A survey by the College Board indicates that apparently most American high school students and their parents rule out colleges based on sticker price alone, even though with financial aid a lot of expensive schools might actually be quite affordable. According to an article by Eric Hoover in the Chronicle of Higher Education:

Most students and parents said they had not used online financial-aid calculators to determine how much they would need to pay at different colleges.

Above all, the survey’s results suggest that many families make college choices without accurate or sufficient information. Fifty-nine percent of students said they had looked only at the sticker prices, while only 28 percent said they had considered the net tuition price of a college after determining what they might receive in financial aid.

Of course, it’s pretty difficult for a high school student to really “determine” financial aid on his own. According to Hoover, “the survey also suggests that many might lack accurate or sufficient information about paying for college. “ No kidding.

This is because financial aid is really, really hard to figure out. This is the problem with the high discount, high price model. While colleges like to say things like “we offer 72 percent of students financial aid” (that makes schools sound generous), they do not want to say something like “the average student pays only $9,000 a year.” That makes the school sound cheap. And nobody wants to be cheap.

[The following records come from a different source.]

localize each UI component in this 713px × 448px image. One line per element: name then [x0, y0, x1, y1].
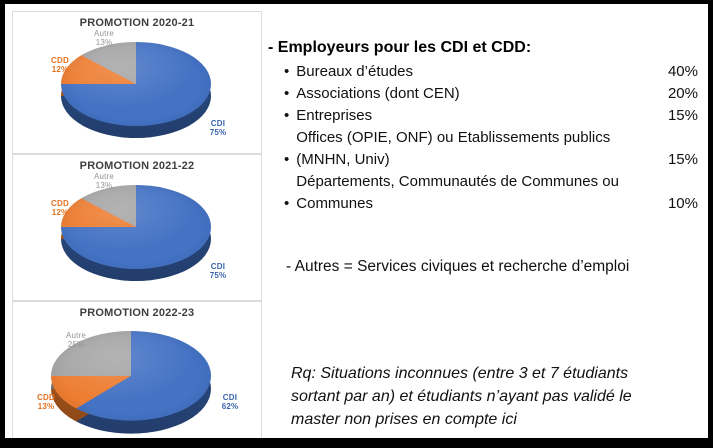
pie-label-autre: Autre 25%: [53, 331, 99, 349]
pie-label-cdd: CDD 13%: [23, 393, 69, 411]
bullet-icon: [284, 193, 296, 215]
bullet-icon: [284, 61, 296, 83]
employer-label: Départements, Communautés de Communes ou…: [296, 173, 619, 212]
employers-heading: - Employeurs pour les CDI et CDD:: [268, 39, 532, 56]
pie-surface: [61, 185, 211, 269]
employer-label: Entreprises: [296, 107, 373, 124]
pie-label-percent: 25%: [67, 340, 85, 349]
employer-item: Associations (dont CEN) 20%: [284, 83, 698, 105]
pie-label-percent: 13%: [95, 181, 113, 190]
pie-surface: [61, 42, 211, 127]
pie-chart-2021-22: [61, 185, 211, 285]
chart-title: PROMOTION 2022-23: [79, 307, 195, 319]
pie-label-name: CDI: [210, 262, 226, 271]
pie-label-name: Autre: [93, 29, 115, 38]
employers-list: Bureaux d’études 40% Associations (dont …: [284, 61, 698, 215]
remark-line: Rq: Situations inconnues (entre 3 et 7 é…: [291, 365, 629, 382]
employers-block: - Employeurs pour les CDI et CDD: Bureau…: [268, 37, 698, 215]
pie-label-name: Autre: [93, 172, 115, 181]
pie-label-percent: 75%: [209, 128, 227, 137]
pie-chart-2020-21: [61, 42, 211, 142]
employer-percent: 15%: [667, 107, 698, 124]
pie-label-percent: 62%: [221, 402, 239, 411]
pie-label-name: CDD: [51, 56, 69, 65]
chart-panel-promotion-2020-21: PROMOTION 2020-21 Autre 13% CDD 12% CDI …: [12, 11, 262, 154]
employer-item: Offices (OPIE, ONF) ou Etablissements pu…: [284, 127, 698, 171]
employer-label: Offices (OPIE, ONF) ou Etablissements pu…: [296, 129, 611, 168]
pie-label-autre: Autre 13%: [81, 172, 127, 190]
chart-panel-promotion-2022-23: PROMOTION 2022-23 Autre 25% CDD 13% CDI …: [12, 301, 262, 438]
employer-percent: 10%: [667, 195, 698, 212]
pie-label-cdi: CDI 75%: [195, 262, 241, 280]
pie-label-name: CDI: [210, 119, 226, 128]
pie-label-name: CDI: [222, 393, 238, 402]
pie-label-percent: 75%: [209, 271, 227, 280]
chart-title: PROMOTION 2020-21: [79, 17, 195, 29]
chart-panel-promotion-2021-22: PROMOTION 2021-22 Autre 13% CDD 12% CDI …: [12, 154, 262, 301]
employer-item: Entreprises 15%: [284, 105, 698, 127]
pie-label-cdi: CDI 62%: [207, 393, 253, 411]
pie-label-percent: 12%: [51, 65, 69, 74]
remark-line: master non prises en compte ici: [291, 411, 517, 428]
bullet-icon: [284, 149, 296, 171]
pie-label-cdi: CDI 75%: [195, 119, 241, 137]
pie-label-percent: 12%: [51, 208, 69, 217]
pie-label-cdd: CDD 12%: [37, 199, 83, 217]
employer-item: Bureaux d’études 40%: [284, 61, 698, 83]
bullet-icon: [284, 83, 296, 105]
employer-percent: 40%: [667, 63, 698, 80]
autres-definition-note: - Autres = Services civiques et recherch…: [286, 258, 630, 275]
pie-surface: [51, 331, 211, 421]
pie-label-name: CDD: [51, 199, 69, 208]
chart-title: PROMOTION 2021-22: [79, 160, 195, 172]
pie-label-percent: 13%: [95, 38, 113, 47]
pie-label-name: CDD: [37, 393, 55, 402]
pie-chart-2022-23: [51, 331, 211, 437]
pie-label-name: Autre: [65, 331, 87, 340]
remark-note: Rq: Situations inconnues (entre 3 et 7 é…: [291, 362, 632, 431]
employer-percent: 20%: [667, 85, 698, 102]
pie-label-cdd: CDD 12%: [37, 56, 83, 74]
bullet-icon: [284, 105, 296, 127]
remark-line: sortant par an) et étudiants n’ayant pas…: [291, 388, 632, 405]
employer-item: Départements, Communautés de Communes ou…: [284, 171, 698, 215]
employer-percent: 15%: [667, 151, 698, 168]
employer-label: Bureaux d’études: [296, 63, 414, 80]
pie-label-autre: Autre 13%: [81, 29, 127, 47]
pie-label-percent: 13%: [37, 402, 55, 411]
employer-label: Associations (dont CEN): [296, 85, 460, 102]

If schools are known to offer particularly generous financial aid, or if their sticker prices are too low, the can adversely affect the school’s reputation. As Stanford University education professor David Labaree explains:

You have to keep the people who actually pay tuition, the rich students and the big donors, etc. happy. It can’t seem like a scholarship school or people won’t donate money. The school won’t seem very attractive.

Next year, all American colleges are required to provide interested families with net-tuition calculators, so that they can find out what they might really have to pay the school.